Chris Bannon, Vice President of Content Development & Production at New York Public Radio and the longtime Program Director of their 820/93.9 WNYC New York exited to join Midroll Media as Chief Content Officer. Bannon will oversee the launch of a New York studio and office for Midroll, which operates the Earwolf and Wolfpop podcast networks and a sales service that represents many top shows.
While many on the traditional broadcast side were slow to accepting podcasting, public radio has been very aggressive. WNYC has built a large library of shows, American Public Media has launched the Infinite Guest network, and WBEZ Chicago’s This American Life brought podcasting to the mainstream more than anyone with Serial. Midroll (originally Earwolf) was founded by comedian Scott Aukerman of Comedy Bang Bang who started the company after his show was cancelled from the online version of Entravision’s “Indie 103.1” Los Angeles much in the same manner Adam Carolla and Tom Leykis launched their networks.
The big difference separating Midroll, Westwood One founder Norm Pattiz’ PodcastOne and CBS Radio’s recently launched Play.It, are the sales mechanisms. These companies are going all out to monetize podcasts while also building a critical mass.
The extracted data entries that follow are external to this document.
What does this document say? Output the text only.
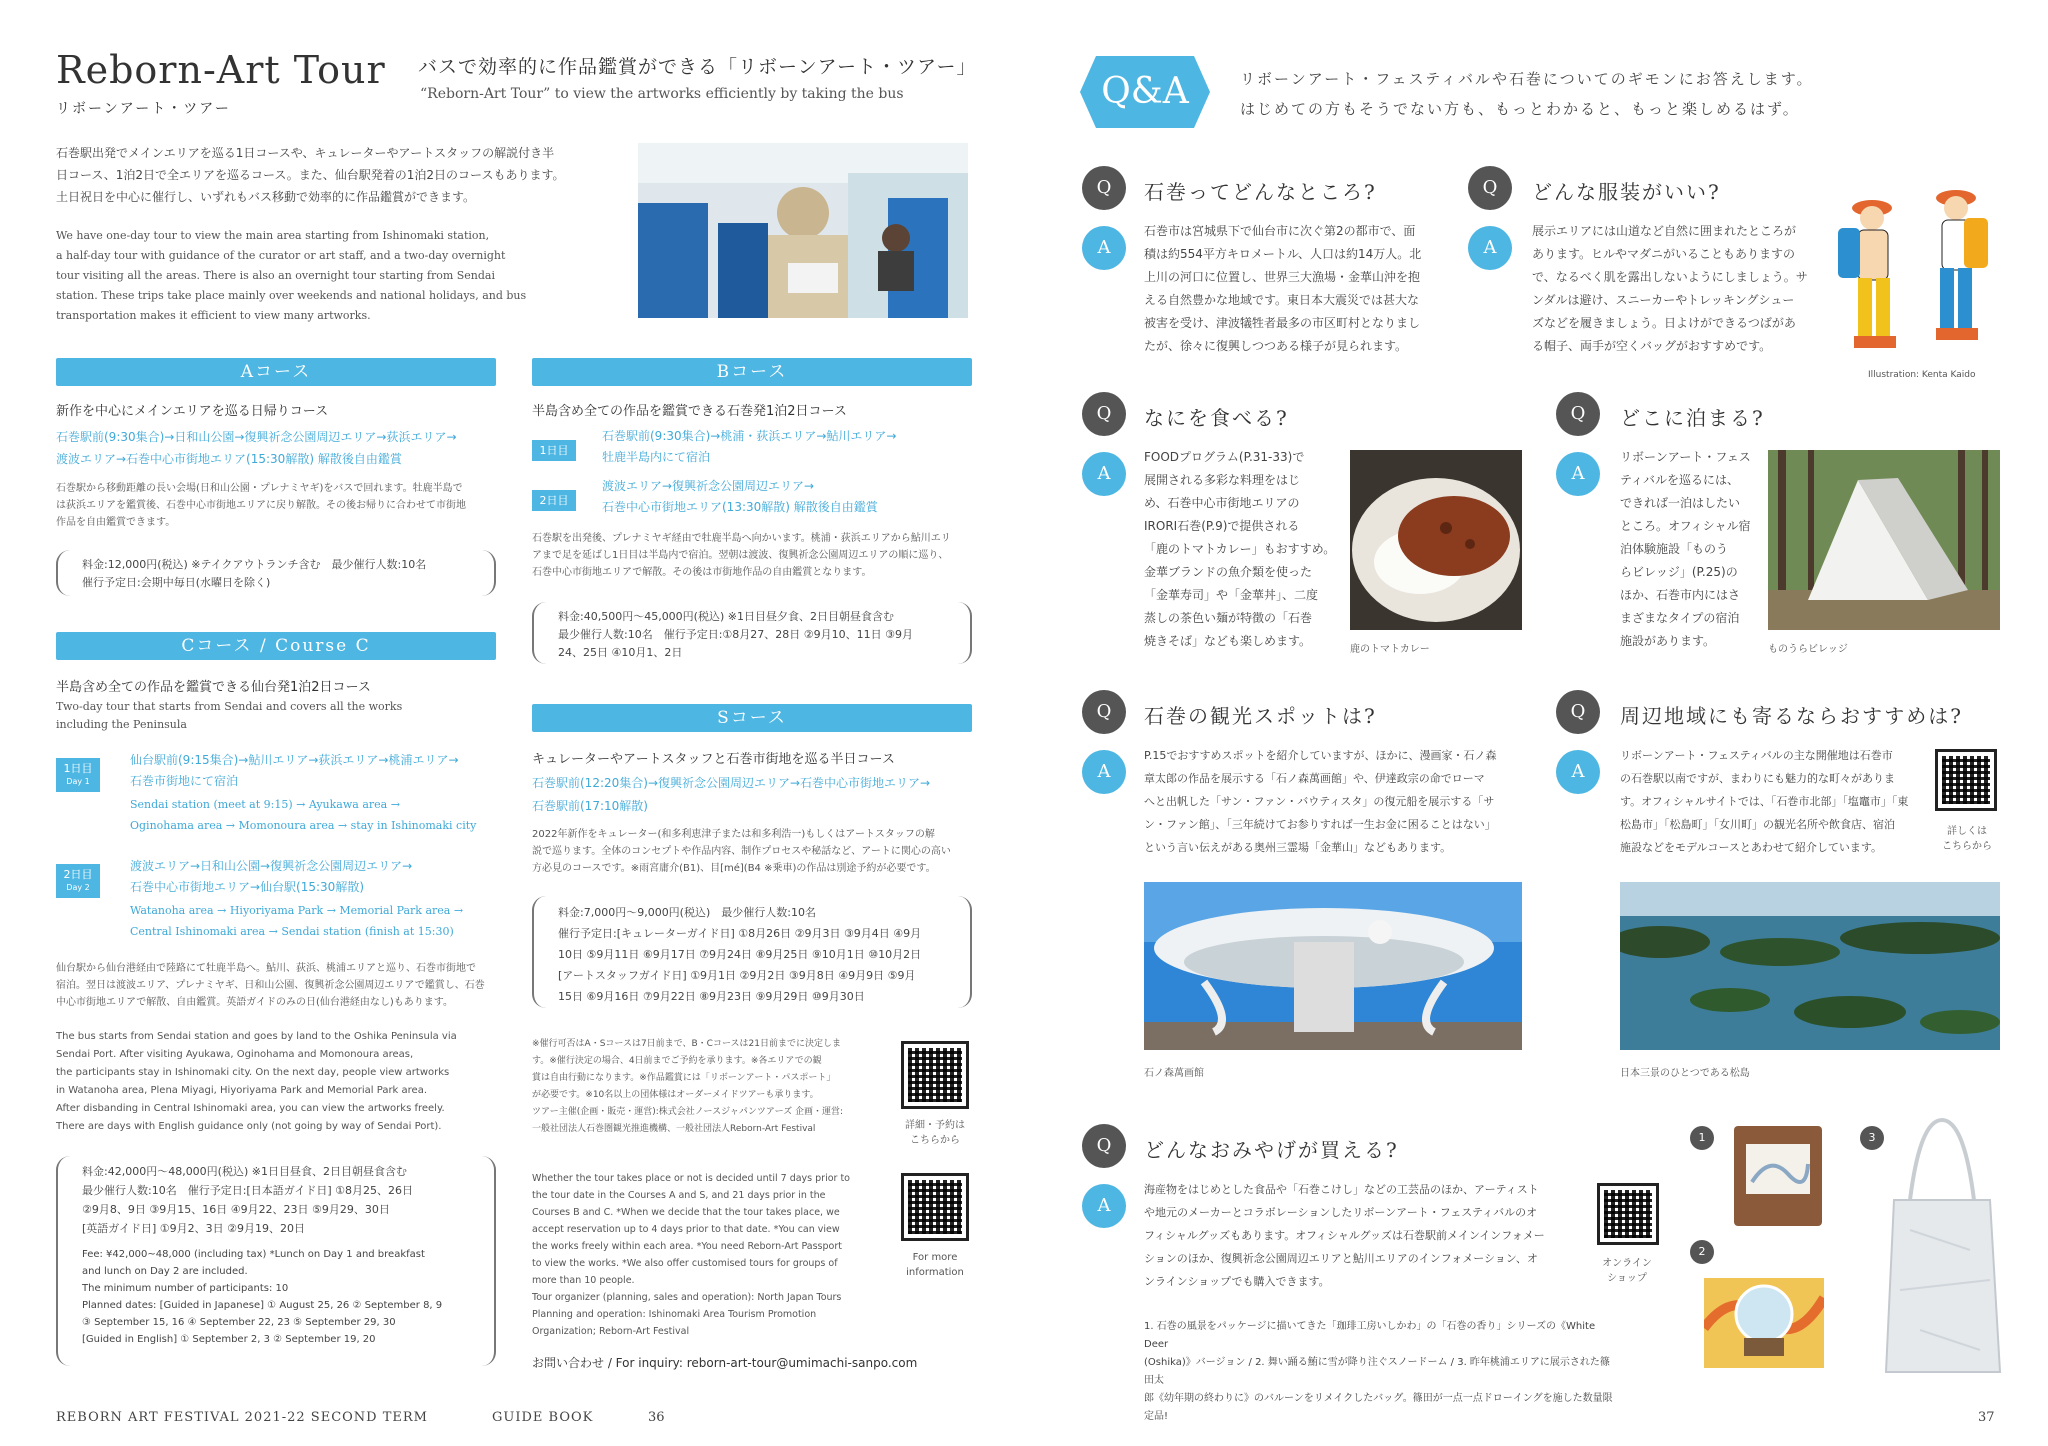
Reborn-Art Tour
リボーンアート・ツアー
バスで効率的に作品鑑賞ができる「リボーンアート・ツアー」
“Reborn-Art Tour” to view the artworks efficiently by taking the bus
石巻駅出発でメインエリアを巡る1日コースや、キュレーターやアートスタッフの解説付き半
日コース、1泊2日で全エリアを巡るコース。また、仙台駅発着の1泊2日のコースもあります。
土日祝日を中心に催行し、いずれもバス移動で効率的に作品鑑賞ができます。
We have one-day tour to view the main area starting from Ishinomaki station,
a half-day tour with guidance of the curator or art staff, and a two-day overnight
tour visiting all the areas. There is also an overnight tour starting from Sendai
station. These trips take place mainly over weekends and national holidays, and bus
transportation makes it efficient to view many artworks.
Aコース
新作を中心にメインエリアを巡る日帰りコース
石巻駅前(9:30集合)→日和山公園→復興祈念公園周辺エリア→荻浜エリア→
渡波エリア→石巻中心市街地エリア(15:30解散) 解散後自由鑑賞
石巻駅から移動距離の長い会場(日和山公園・プレナミヤギ)をバスで回れます。牡鹿半島で
は荻浜エリアを鑑賞後、石巻中心市街地エリアに戻り解散。その後お帰りに合わせて市街地
作品を自由鑑賞できます。
料金:12,000円(税込) ※テイクアウトランチ含む　最少催行人数:10名
催行予定日:会期中毎日(水曜日を除く)
Cコース / Course C
半島含め全ての作品を鑑賞できる仙台発1泊2日コース
Two-day tour that starts from Sendai and covers all the works
including the Peninsula
1日目
Day 1
仙台駅前(9:15集合)→鮎川エリア→荻浜エリア→桃浦エリア→
石巻市街地にて宿泊
Sendai station (meet at 9:15) → Ayukawa area →
Oginohama area → Momonoura area → stay in Ishinomaki city
2日目
Day 2
渡波エリア→日和山公園→復興祈念公園周辺エリア→
石巻中心市街地エリア→仙台駅(15:30解散)
Watanoha area → Hiyoriyama Park → Memorial Park area →
Central Ishinomaki area → Sendai station (finish at 15:30)
仙台駅から仙台港経由で陸路にて牡鹿半島へ。鮎川、荻浜、桃浦エリアと巡り、石巻市街地で
宿泊。翌日は渡波エリア、プレナミヤギ、日和山公園、復興祈念公園周辺エリアで鑑賞し、石巻
中心市街地エリアで解散、自由鑑賞。英語ガイドのみの日(仙台港経由なし)もあります。
The bus starts from Sendai station and goes by land to the Oshika Peninsula via
Sendai Port. After visiting Ayukawa, Oginohama and Momonoura areas,
the participants stay in Ishinomaki city. On the next day, people view artworks
in Watanoha area, Plena Miyagi, Hiyoriyama Park and Memorial Park area.
After disbanding in Central Ishinomaki area, you can view the artworks freely.
There are days with English guidance only (not going by way of Sendai Port).
料金:42,000円〜48,000円(税込) ※1日目昼食、2日目朝昼食含む
最少催行人数:10名　催行予定日:[日本語ガイド日] ①8月25、26日
②9月8、9日 ③9月15、16日 ④9月22、23日 ⑤9月29、30日
[英語ガイド日] ①9月2、3日 ②9月19、20日
Fee: ¥42,000~48,000 (including tax) *Lunch on Day 1 and breakfast
and lunch on Day 2 are included.
The minimum number of participants: 10
Planned dates: [Guided in Japanese] ① August 25, 26 ② September 8, 9
③ September 15, 16 ④ September 22, 23 ⑤ September 29, 30
[Guided in English] ① September 2, 3 ② September 19, 20
Bコース
半島含め全ての作品を鑑賞できる石巻発1泊2日コース
1日目
石巻駅前(9:30集合)→桃浦・荻浜エリア→鮎川エリア→
牡鹿半島内にて宿泊
2日目
渡波エリア→復興祈念公園周辺エリア→
石巻中心市街地エリア(13:30解散) 解散後自由鑑賞
石巻駅を出発後、プレナミヤギ経由で牡鹿半島へ向かいます。桃浦・荻浜エリアから鮎川エリ
アまで足を延ばし1日目は半島内で宿泊。翌朝は渡波、復興祈念公園周辺エリアの順に巡り、
石巻中心市街地エリアで解散。その後は市街地作品の自由鑑賞となります。
料金:40,500円〜45,000円(税込) ※1日目昼夕食、2日目朝昼食含む
最少催行人数:10名　催行予定日:①8月27、28日 ②9月10、11日 ③9月
24、25日 ④10月1、2日
Sコース
キュレーターやアートスタッフと石巻市街地を巡る半日コース
石巻駅前(12:20集合)→復興祈念公園周辺エリア→石巻中心市街地エリア→
石巻駅前(17:10解散)
2022年新作をキュレーター(和多利恵津子または和多利浩一)もしくはアートスタッフの解
説で巡ります。全体のコンセプトや作品内容、制作プロセスや秘話など、アートに関心の高い
方必見のコースです。※雨宮庸介(B1)、目[mé](B4 ※乗車)の作品は別途予約が必要です。
料金:7,000円〜9,000円(税込)　最少催行人数:10名
催行予定日:[キュレーターガイド日] ①8月26日 ②9月3日 ③9月4日 ④9月
10日 ⑤9月11日 ⑥9月17日 ⑦9月24日 ⑧9月25日 ⑨10月1日 ⑩10月2日
[アートスタッフガイド日] ①9月1日 ②9月2日 ③9月8日 ④9月9日 ⑤9月
15日 ⑥9月16日 ⑦9月22日 ⑧9月23日 ⑨9月29日 ⑩9月30日
※催行可否はA・Sコースは7日前まで、B・Cコースは21日前までに決定しま
す。※催行決定の場合、4日前までご予約を承ります。※各エリアでの観
賞は自由行動になります。※作品鑑賞には「リボーンアート・パスポート」
が必要です。※10名以上の団体様はオーダーメイドツアーも承ります。
ツアー主催(企画・販売・運営):株式会社ノースジャパンツアーズ 企画・運営:
一般社団法人石巻圏観光推進機構、一般社団法人Reborn-Art Festival	詳細・予約は
こちらから
Whether the tour takes place or not is decided until 7 days prior to
the tour date in the Courses A and S, and 21 days prior in the
Courses B and C. *When we decide that the tour takes place, we
accept reservation up to 4 days prior to that date. *You can view
the works freely within each area. *You need Reborn-Art Passport
to view the works. *We also offer customised tours for groups of
more than 10 people.
Tour organizer (planning, sales and operation): North Japan Tours
Planning and operation: Ishinomaki Area Tourism Promotion
Organization; Reborn-Art Festival
For more
information
お問い合わせ / For inquiry: reborn-art-tour@umimachi-sanpo.com
REBORN ART FESTIVAL 2021-22 SECOND TERM	GUIDE BOOK	36
Q&A	リボーンアート・フェスティバルや石巻についてのギモンにお答えします。
はじめての方もそうでない方も、もっとわかると、もっと楽しめるはず。
Q	石巻ってどんなところ?
A
石巻市は宮城県下で仙台市に次ぐ第2の都市で、面
積は約554平方キロメートル、人口は約14万人。北
上川の河口に位置し、世界三大漁場・金華山沖を抱
える自然豊かな地域です。東日本大震災では甚大な
被害を受け、津波犠牲者最多の市区町村となりまし
たが、徐々に復興しつつある様子が見られます。
Q	どんな服装がいい?
A
展示エリアには山道など自然に囲まれたところが
あります。ヒルやマダニがいることもありますの
で、なるべく肌を露出しないようにしましょう。サ
ンダルは避け、スニーカーやトレッキングシュー
ズなどを履きましょう。日よけができるつばがあ
る帽子、両手が空くバッグがおすすめです。
Illustration: Kenta Kaido
Q	なにを食べる?
A
FOODプログラム(P.31-33)で
展開される多彩な料理をはじ
め、石巻中心市街地エリアの
IRORI石巻(P.9)で提供される
「鹿のトマトカレー」もおすすめ。
金華ブランドの魚介類を使った
「金華寿司」や「金華丼」、二度
蒸しの茶色い麺が特徴の「石巻
焼きそば」なども楽しめます。
鹿のトマトカレー
Q	どこに泊まる?
A
リボーンアート・フェス
ティバルを巡るには、
できれば一泊はしたい
ところ。オフィシャル宿
泊体験施設「ものう
らビレッジ」(P.25)の
ほか、石巻市内にはさ
まざまなタイプの宿泊
施設があります。
ものうらビレッジ
Q	石巻の観光スポットは?
A
P.15でおすすめスポットを紹介していますが、ほかに、漫画家・石ノ森
章太郎の作品を展示する「石ノ森萬画館」や、伊達政宗の命でローマ
へと出帆した「サン・ファン・バウティスタ」の復元船を展示する「サ
ン・ファン館」、「三年続けてお参りすれば一生お金に困ることはない」
という言い伝えがある奥州三霊場「金華山」などもあります。
石ノ森萬画館
Q	周辺地域にも寄るならおすすめは?
A
リボーンアート・フェスティバルの主な開催地は石巻市
の石巻駅以南ですが、まわりにも魅力的な町々がありま
す。オフィシャルサイトでは、「石巻市北部」「塩竈市」「東
松島市」「松島町」「女川町」の観光名所や飲食店、宿泊
施設などをモデルコースとあわせて紹介しています。
詳しくは
こちらから
日本三景のひとつである松島
Q	どんなおみやげが買える?
A
海産物をはじめとした食品や「石巻こけし」などの工芸品のほか、アーティスト
や地元のメーカーとコラボレーションしたリボーンアート・フェスティバルのオ
フィシャルグッズもあります。オフィシャルグッズは石巻駅前メインインフォメー
ションのほか、復興祈念公園周辺エリアと鮎川エリアのインフォメーション、オ
ンラインショップでも購入できます。
オンライン
ショップ
1. 石巻の風景をパッケージに描いてきた「珈琲工房いしかわ」の「石巻の香り」シリーズの《White Deer
(Oshika)》バージョン / 2. 舞い踊る鮪に雪が降り注ぐスノードーム / 3. 昨年桃浦エリアに展示された篠田太
郎《幼年期の終わりに》のバルーンをリメイクしたバッグ。篠田が一点一点ドローイングを施した数量限定品!
1
2
3
37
These companies are starting to see podcasting as a viable commercial asset and way to reach the demographics no longer being served by radio.
The hirings of Lowe by Apple and Bannon by Midroll are quite comparable to XM’s hiring of Opie & Anthony in 2004 and Sirius bringing in Howard Stern in 2005. While not big names like those shows, it shows that the internet radio industry is maturing and becoming a viable business. Unlike satellite a decade ago that had the executive and distribution system in place but needed the programming to reach critical mass, podcasting and streaming are coming from the opposite direction. The programming is plentiful, it just needs the distribution platforms and sales resources.